Today I discovered a small bug / feature of rails 3.1.3.
Having the following structure:
class Item < ActiveRecord::Base has_many :tags end class Tag < ActiveRecord::Base # Tag has a boolean flag 'enabled' belongs_to :item end
It's possible to completely replace the has_many collection
with a new collection. Make this collection:
item = Item.find(1) tags = [ item.tags.create( :enabled => true, :name => "tag1" ) ]
All fine for the moment.
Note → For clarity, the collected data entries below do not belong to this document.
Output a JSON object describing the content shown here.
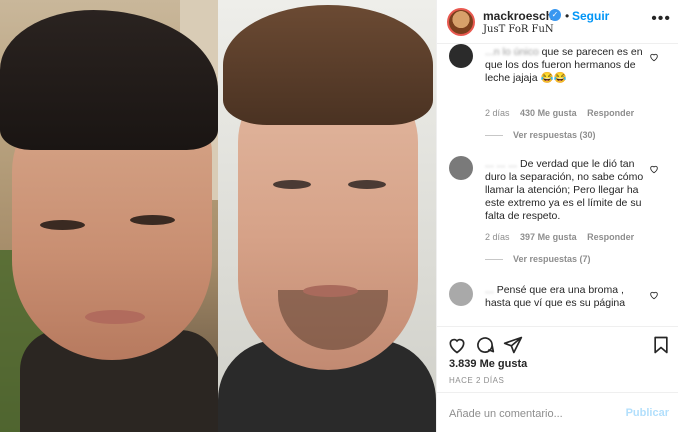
{
  "header": {
    "username": "mackroesch",
    "dot": "•",
    "follow_label": "Seguir",
    "subtitle": "JusT FoR FuN"
  },
  "comments": [
    {
      "text_hidden": "...n lo único",
      "text": "que se parecen es en que los dos fueron hermanos de leche jajaja 😂😂",
      "age": "2 días",
      "likes": "430 Me gusta",
      "reply": "Responder",
      "view_replies": "Ver respuestas (30)"
    },
    {
      "text_hidden": "... ... ...",
      "text": "De verdad que le dió tan duro la separación, no sabe cómo llamar la atención; Pero llegar ha este extremo ya es el límite de su falta de respeto.",
      "age": "2 días",
      "likes": "397 Me gusta",
      "reply": "Responder",
      "view_replies": "Ver respuestas (7)"
    },
    {
      "text_hidden": "...",
      "text": "Pensé que era una broma , hasta que ví que es su página"
    }
  ],
  "likes_count": "3.839 Me gusta",
  "date": "HACE 2 DÍAS",
  "add_comment": {
    "placeholder": "Añade un comentario...",
    "publish_label": "Publicar"
  }
}
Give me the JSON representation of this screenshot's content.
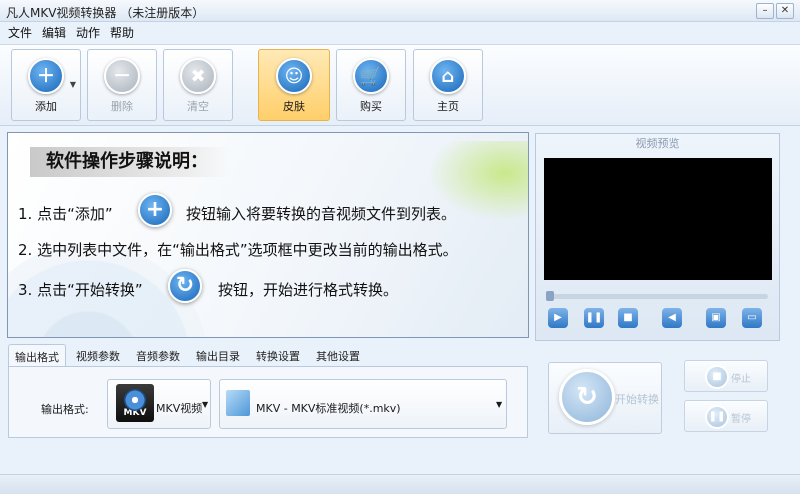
{
  "window": {
    "title": "凡人MKV视频转换器 （未注册版本）"
  },
  "window_buttons": {
    "minimize": "–",
    "close": "✕"
  },
  "menu": [
    "文件",
    "编辑",
    "动作",
    "帮助"
  ],
  "toolbar": {
    "add": "添加",
    "delete": "删除",
    "clear": "清空",
    "skin": "皮肤",
    "buy": "购买",
    "home": "主页"
  },
  "guide": {
    "title": "软件操作步骤说明：",
    "step1_a": "1. 点击“添加”",
    "step1_b": "按钮输入将要转换的音视频文件到列表。",
    "step2": "2. 选中列表中文件，在“输出格式”选项框中更改当前的输出格式。",
    "step3_a": "3. 点击“开始转换”",
    "step3_b": "按钮，开始进行格式转换。"
  },
  "preview": {
    "title": "视频预览"
  },
  "tabs": [
    "输出格式",
    "视频参数",
    "音频参数",
    "输出目录",
    "转换设置",
    "其他设置"
  ],
  "output": {
    "label": "输出格式:",
    "format_name": "MKV视频",
    "format_icon_caption": "MKV",
    "preset": "MKV - MKV标准视频(*.mkv)"
  },
  "actions": {
    "start": "开始转换",
    "stop": "停止",
    "pause": "暂停"
  },
  "colors": {
    "accent": "#1766b8",
    "skin_highlight": "#ffcf6a",
    "screen": "#000000"
  }
}
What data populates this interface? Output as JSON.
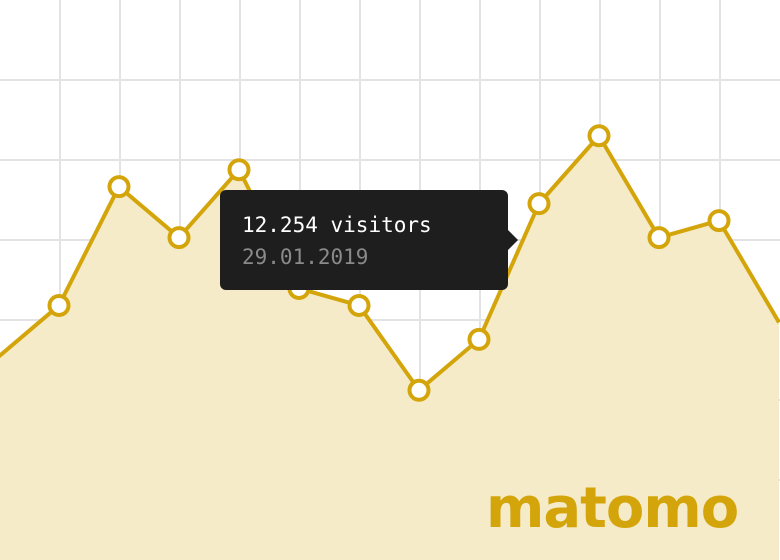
{
  "chart_data": {
    "type": "area",
    "x": [
      0,
      1,
      2,
      3,
      4,
      5,
      6,
      7,
      8,
      9,
      10,
      11,
      12,
      13
    ],
    "values": [
      7,
      10,
      17,
      14,
      18,
      11,
      10,
      5,
      8,
      16,
      20,
      14,
      15,
      9
    ],
    "ylim": [
      -5,
      28
    ],
    "grid": true,
    "colors": {
      "line": "#d4a50a",
      "fill": "#f5ebc9",
      "grid": "#e3e3e3",
      "marker_fill": "#ffffff"
    }
  },
  "tooltip": {
    "value": "12.254",
    "unit": "visitors",
    "date": "29.01.2019"
  },
  "brand": {
    "logo_text": "matomo",
    "logo_color": "#d4a50a"
  }
}
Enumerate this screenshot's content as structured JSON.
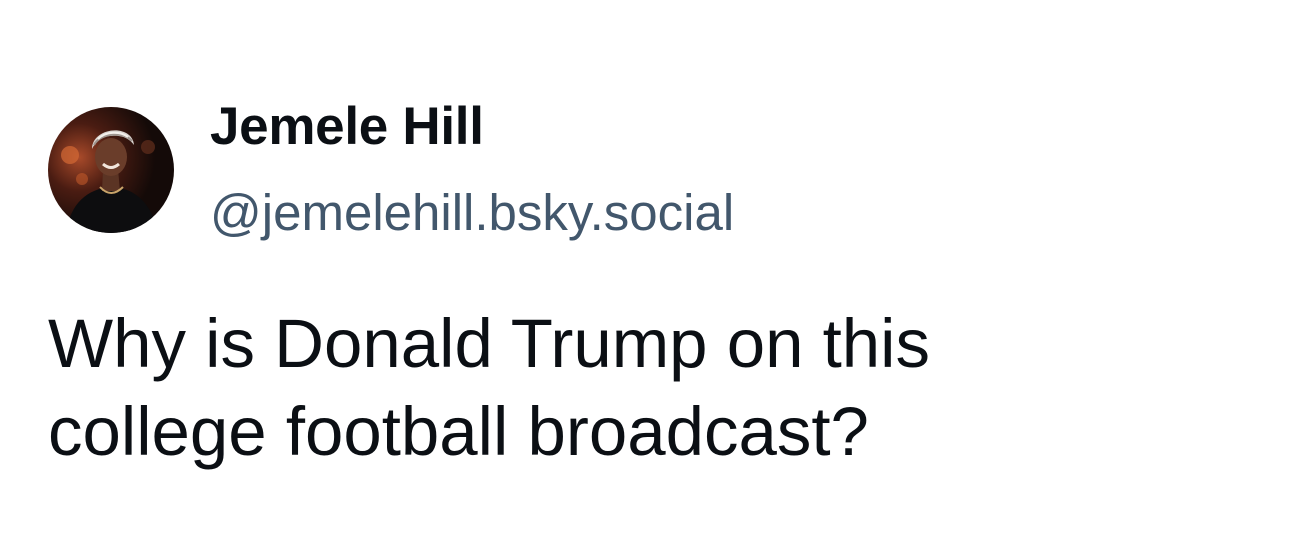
{
  "author": {
    "display_name": "Jemele Hill",
    "handle": "@jemelehill.bsky.social",
    "avatar_icon": "profile-photo-avatar"
  },
  "post": {
    "lines": [
      "Why is Donald Trump on this",
      "college football broadcast?"
    ]
  },
  "colors": {
    "background": "#ffffff",
    "name_text": "#0b0f14",
    "handle_text": "#42576c",
    "body_text": "#0b0f14"
  }
}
As expected the enabled flag of the first item is set:
tags[0].name # => "tag1" tags[0].enabled? # => true
Now replacing the existing tags:
item.tags.replace( tags ) item.tags[0].name # => "tag1" item.tags[0].enabled? # => false
What?? It just forgot the enabled flag!!
The way to replace the items is by assigning:
item.tags = tags item.tags[0].name # => "tag1" item.tags[0].enabled? # => true
So remember when replacing collections of has_many do not replace them but assign them....
I found this in the Rails source, in collection_association.rb
Let’s play “spot the bug”; I don’t see it, do you?
305 # Replace this collection with +other_array+
306 # This will perform a diff and delete/add only records that have changed.
307 def replace(other_array)
308 other_array.each { |val| raise_on_type_mismatch(val) }
309 original_target = load_target.dup
310
311 if owner.new_record?
312 replace_records(other_array, original_target)
313 else
314 transaction { replace_records(other_array, original_target) }
315 end
316 end
Wel I also checked the rails code and it seems the assign operation is identical to the replace method :S
def writer(records)
replace(records)
end
Strange! I guess I need to review recheck my own code again! Thanks for the response!